But Barton is back and he’s playing the best basketball of his career. Barton’s averaging career-highs in field goal percentage (45.6), three-point percentage (40.4), rebounds (7.0), and steals (1.2), and he’s teamed with the Nuggets’ second unit to help Denver’s bench string together a few positive stretches this season. Barton is also averaging a team-high 32.9 minutes per game.

Before Jokic emerged from his November swoon, Barton had been Denver’s most-consistent two-way player. He’s been instrumental to the Nuggets’ early-season success.

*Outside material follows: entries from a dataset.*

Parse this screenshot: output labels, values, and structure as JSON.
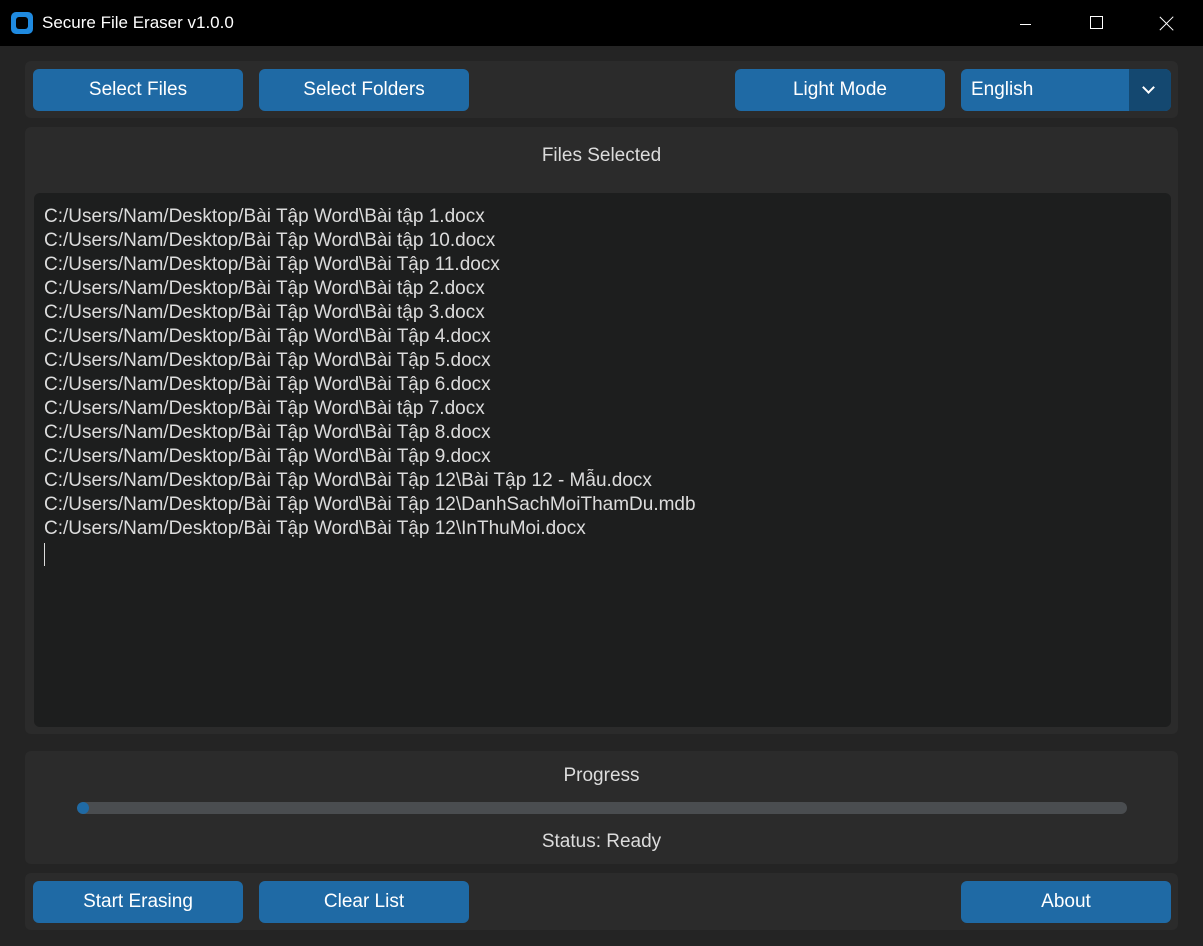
{
  "window": {
    "title": "Secure File Eraser v1.0.0"
  },
  "toolbar": {
    "select_files": "Select Files",
    "select_folders": "Select Folders",
    "theme_toggle": "Light Mode",
    "language": {
      "selected": "English"
    }
  },
  "files_panel": {
    "title": "Files Selected",
    "files": [
      "C:/Users/Nam/Desktop/Bài Tập Word\\Bài tập 1.docx",
      "C:/Users/Nam/Desktop/Bài Tập Word\\Bài tập 10.docx",
      "C:/Users/Nam/Desktop/Bài Tập Word\\Bài Tập 11.docx",
      "C:/Users/Nam/Desktop/Bài Tập Word\\Bài tập 2.docx",
      "C:/Users/Nam/Desktop/Bài Tập Word\\Bài tập 3.docx",
      "C:/Users/Nam/Desktop/Bài Tập Word\\Bài Tập 4.docx",
      "C:/Users/Nam/Desktop/Bài Tập Word\\Bài Tập 5.docx",
      "C:/Users/Nam/Desktop/Bài Tập Word\\Bài Tập 6.docx",
      "C:/Users/Nam/Desktop/Bài Tập Word\\Bài tập 7.docx",
      "C:/Users/Nam/Desktop/Bài Tập Word\\Bài Tập 8.docx",
      "C:/Users/Nam/Desktop/Bài Tập Word\\Bài Tập 9.docx",
      "C:/Users/Nam/Desktop/Bài Tập Word\\Bài Tập 12\\Bài Tập 12 - Mẫu.docx",
      "C:/Users/Nam/Desktop/Bài Tập Word\\Bài Tập 12\\DanhSachMoiThamDu.mdb",
      "C:/Users/Nam/Desktop/Bài Tập Word\\Bài Tập 12\\InThuMoi.docx"
    ]
  },
  "progress_panel": {
    "title": "Progress",
    "value_percent": 0,
    "status": "Status: Ready"
  },
  "actions": {
    "start": "Start Erasing",
    "clear": "Clear List",
    "about": "About"
  },
  "colors": {
    "accent": "#1f6aa5",
    "background": "#242424",
    "panel": "#2b2b2b",
    "textbox": "#1d1e1e"
  },
  "icons": {
    "app": "app-logo-icon",
    "minimize": "minimize-icon",
    "maximize": "maximize-icon",
    "close": "close-icon",
    "dropdown": "chevron-down-icon"
  }
}
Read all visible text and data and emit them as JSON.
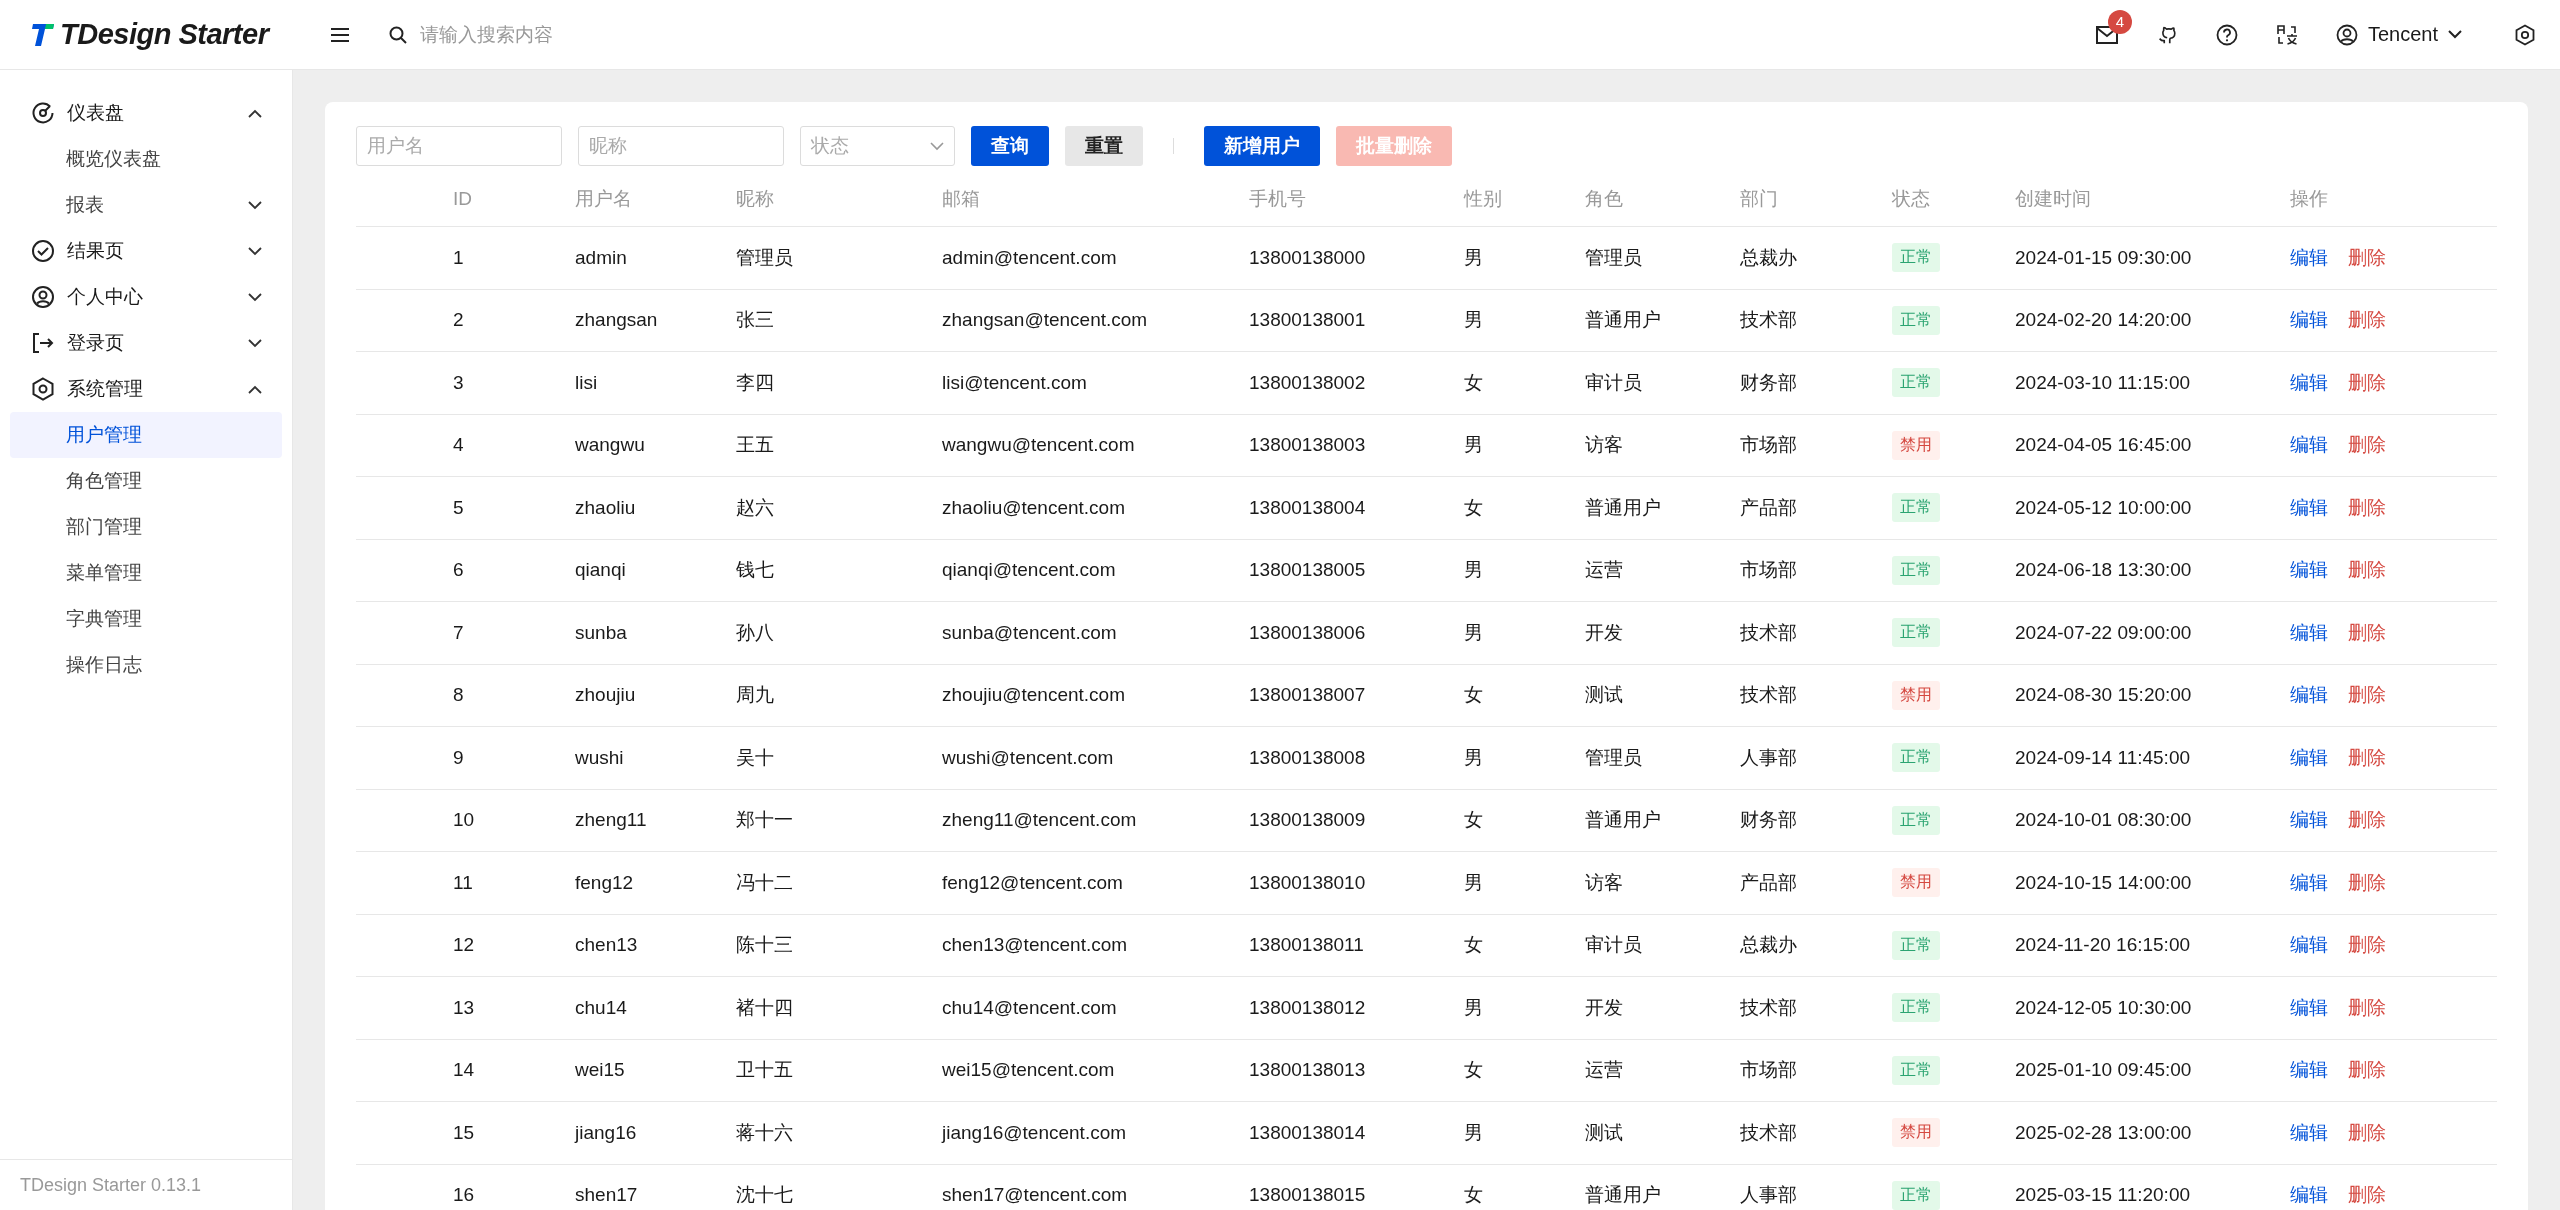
{
  "header": {
    "logo": "TDesign Starter",
    "search": {
      "placeholder": "请输入搜索内容"
    },
    "notifications": {
      "badge": "4"
    },
    "user": {
      "name": "Tencent"
    }
  },
  "sidebar": {
    "items": [
      {
        "label": "仪表盘",
        "expanded": true,
        "children": [
          {
            "label": "概览仪表盘",
            "selected": false
          },
          {
            "label": "报表",
            "expanded": false,
            "selected": false
          }
        ]
      },
      {
        "label": "结果页",
        "expanded": false
      },
      {
        "label": "个人中心",
        "expanded": false
      },
      {
        "label": "登录页",
        "expanded": false
      },
      {
        "label": "系统管理",
        "expanded": true,
        "children": [
          {
            "label": "用户管理",
            "selected": true
          },
          {
            "label": "角色管理",
            "selected": false
          },
          {
            "label": "部门管理",
            "selected": false
          },
          {
            "label": "菜单管理",
            "selected": false
          },
          {
            "label": "字典管理",
            "selected": false
          },
          {
            "label": "操作日志",
            "selected": false
          }
        ]
      }
    ],
    "footer": "TDesign Starter 0.13.1"
  },
  "filters": {
    "fields": [
      {
        "kind": "input",
        "placeholder": "用户名"
      },
      {
        "kind": "input",
        "placeholder": "昵称"
      },
      {
        "kind": "select",
        "placeholder": "状态"
      }
    ],
    "search_buttons": [
      {
        "label": "查询",
        "kind": "primary",
        "disabled": false
      },
      {
        "label": "重置",
        "kind": "default",
        "disabled": false
      }
    ],
    "action_buttons": [
      {
        "label": "新增用户",
        "kind": "primary",
        "disabled": false
      },
      {
        "label": "批量删除",
        "kind": "danger",
        "disabled": true
      }
    ]
  },
  "table": {
    "columns": [
      "ID",
      "用户名",
      "昵称",
      "邮箱",
      "手机号",
      "性别",
      "角色",
      "部门",
      "状态",
      "创建时间",
      "操作"
    ],
    "rows": [
      {
        "id": "1",
        "username": "admin",
        "nickname": "管理员",
        "email": "admin@tencent.com",
        "phone": "13800138000",
        "gender": "男",
        "role": "管理员",
        "department": "总裁办",
        "status": {
          "label": "正常",
          "kind": "success"
        },
        "created": "2024-01-15 09:30:00",
        "actions": [
          "编辑",
          "删除"
        ]
      },
      {
        "id": "2",
        "username": "zhangsan",
        "nickname": "张三",
        "email": "zhangsan@tencent.com",
        "phone": "13800138001",
        "gender": "男",
        "role": "普通用户",
        "department": "技术部",
        "status": {
          "label": "正常",
          "kind": "success"
        },
        "created": "2024-02-20 14:20:00",
        "actions": [
          "编辑",
          "删除"
        ]
      },
      {
        "id": "3",
        "username": "lisi",
        "nickname": "李四",
        "email": "lisi@tencent.com",
        "phone": "13800138002",
        "gender": "女",
        "role": "审计员",
        "department": "财务部",
        "status": {
          "label": "正常",
          "kind": "success"
        },
        "created": "2024-03-10 11:15:00",
        "actions": [
          "编辑",
          "删除"
        ]
      },
      {
        "id": "4",
        "username": "wangwu",
        "nickname": "王五",
        "email": "wangwu@tencent.com",
        "phone": "13800138003",
        "gender": "男",
        "role": "访客",
        "department": "市场部",
        "status": {
          "label": "禁用",
          "kind": "danger"
        },
        "created": "2024-04-05 16:45:00",
        "actions": [
          "编辑",
          "删除"
        ]
      },
      {
        "id": "5",
        "username": "zhaoliu",
        "nickname": "赵六",
        "email": "zhaoliu@tencent.com",
        "phone": "13800138004",
        "gender": "女",
        "role": "普通用户",
        "department": "产品部",
        "status": {
          "label": "正常",
          "kind": "success"
        },
        "created": "2024-05-12 10:00:00",
        "actions": [
          "编辑",
          "删除"
        ]
      },
      {
        "id": "6",
        "username": "qianqi",
        "nickname": "钱七",
        "email": "qianqi@tencent.com",
        "phone": "13800138005",
        "gender": "男",
        "role": "运营",
        "department": "市场部",
        "status": {
          "label": "正常",
          "kind": "success"
        },
        "created": "2024-06-18 13:30:00",
        "actions": [
          "编辑",
          "删除"
        ]
      },
      {
        "id": "7",
        "username": "sunba",
        "nickname": "孙八",
        "email": "sunba@tencent.com",
        "phone": "13800138006",
        "gender": "男",
        "role": "开发",
        "department": "技术部",
        "status": {
          "label": "正常",
          "kind": "success"
        },
        "created": "2024-07-22 09:00:00",
        "actions": [
          "编辑",
          "删除"
        ]
      },
      {
        "id": "8",
        "username": "zhoujiu",
        "nickname": "周九",
        "email": "zhoujiu@tencent.com",
        "phone": "13800138007",
        "gender": "女",
        "role": "测试",
        "department": "技术部",
        "status": {
          "label": "禁用",
          "kind": "danger"
        },
        "created": "2024-08-30 15:20:00",
        "actions": [
          "编辑",
          "删除"
        ]
      },
      {
        "id": "9",
        "username": "wushi",
        "nickname": "吴十",
        "email": "wushi@tencent.com",
        "phone": "13800138008",
        "gender": "男",
        "role": "管理员",
        "department": "人事部",
        "status": {
          "label": "正常",
          "kind": "success"
        },
        "created": "2024-09-14 11:45:00",
        "actions": [
          "编辑",
          "删除"
        ]
      },
      {
        "id": "10",
        "username": "zheng11",
        "nickname": "郑十一",
        "email": "zheng11@tencent.com",
        "phone": "13800138009",
        "gender": "女",
        "role": "普通用户",
        "department": "财务部",
        "status": {
          "label": "正常",
          "kind": "success"
        },
        "created": "2024-10-01 08:30:00",
        "actions": [
          "编辑",
          "删除"
        ]
      },
      {
        "id": "11",
        "username": "feng12",
        "nickname": "冯十二",
        "email": "feng12@tencent.com",
        "phone": "13800138010",
        "gender": "男",
        "role": "访客",
        "department": "产品部",
        "status": {
          "label": "禁用",
          "kind": "danger"
        },
        "created": "2024-10-15 14:00:00",
        "actions": [
          "编辑",
          "删除"
        ]
      },
      {
        "id": "12",
        "username": "chen13",
        "nickname": "陈十三",
        "email": "chen13@tencent.com",
        "phone": "13800138011",
        "gender": "女",
        "role": "审计员",
        "department": "总裁办",
        "status": {
          "label": "正常",
          "kind": "success"
        },
        "created": "2024-11-20 16:15:00",
        "actions": [
          "编辑",
          "删除"
        ]
      },
      {
        "id": "13",
        "username": "chu14",
        "nickname": "褚十四",
        "email": "chu14@tencent.com",
        "phone": "13800138012",
        "gender": "男",
        "role": "开发",
        "department": "技术部",
        "status": {
          "label": "正常",
          "kind": "success"
        },
        "created": "2024-12-05 10:30:00",
        "actions": [
          "编辑",
          "删除"
        ]
      },
      {
        "id": "14",
        "username": "wei15",
        "nickname": "卫十五",
        "email": "wei15@tencent.com",
        "phone": "13800138013",
        "gender": "女",
        "role": "运营",
        "department": "市场部",
        "status": {
          "label": "正常",
          "kind": "success"
        },
        "created": "2025-01-10 09:45:00",
        "actions": [
          "编辑",
          "删除"
        ]
      },
      {
        "id": "15",
        "username": "jiang16",
        "nickname": "蒋十六",
        "email": "jiang16@tencent.com",
        "phone": "13800138014",
        "gender": "男",
        "role": "测试",
        "department": "技术部",
        "status": {
          "label": "禁用",
          "kind": "danger"
        },
        "created": "2025-02-28 13:00:00",
        "actions": [
          "编辑",
          "删除"
        ]
      },
      {
        "id": "16",
        "username": "shen17",
        "nickname": "沈十七",
        "email": "shen17@tencent.com",
        "phone": "13800138015",
        "gender": "女",
        "role": "普通用户",
        "department": "人事部",
        "status": {
          "label": "正常",
          "kind": "success"
        },
        "created": "2025-03-15 11:20:00",
        "actions": [
          "编辑",
          "删除"
        ]
      }
    ]
  }
}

Other things you want to know

  • With Isaiah Thomas gone, the Nuggets’ locker room needed a lead voice, and Murray has taken it upon himself to fill that role. He’s been vocal, both on the court and in the locker room. He’s just 22-year-old but wants the responsibility that comes with the $170 million contract he signed last summer. Murray has also been hot as of late on the court, scoring 28 or more points in three of his last four games.
  • Paul Millsap is shooting a career-high 46.9%(!) from 3 this season on 2.4 attempts per game. All of those extra shooting reps during the offseason are paying off.
  • Second-round pick Bol Bol has been feasting in the G League. Bol’s averaging 12 points, 5.5 rebounds, and 2.1 block in 19.3 minutes across eight games for the Windy City Bulls this season. The 7-foot-2 center isn’t expected to play significant minutes for the Nuggets this year but Denver is excited about the level that he’s playing at and and also how he’s approached his first professional season.
  • Nuggets two-way player PJ Dozier is having a solid season in the G League too. Dozier just earned G League Player of the Week honors and has played with Bol with Windy City. Dozer is a 6-foot-5 lead guard with size, length, a good feel for the game, and a developing three-point shot.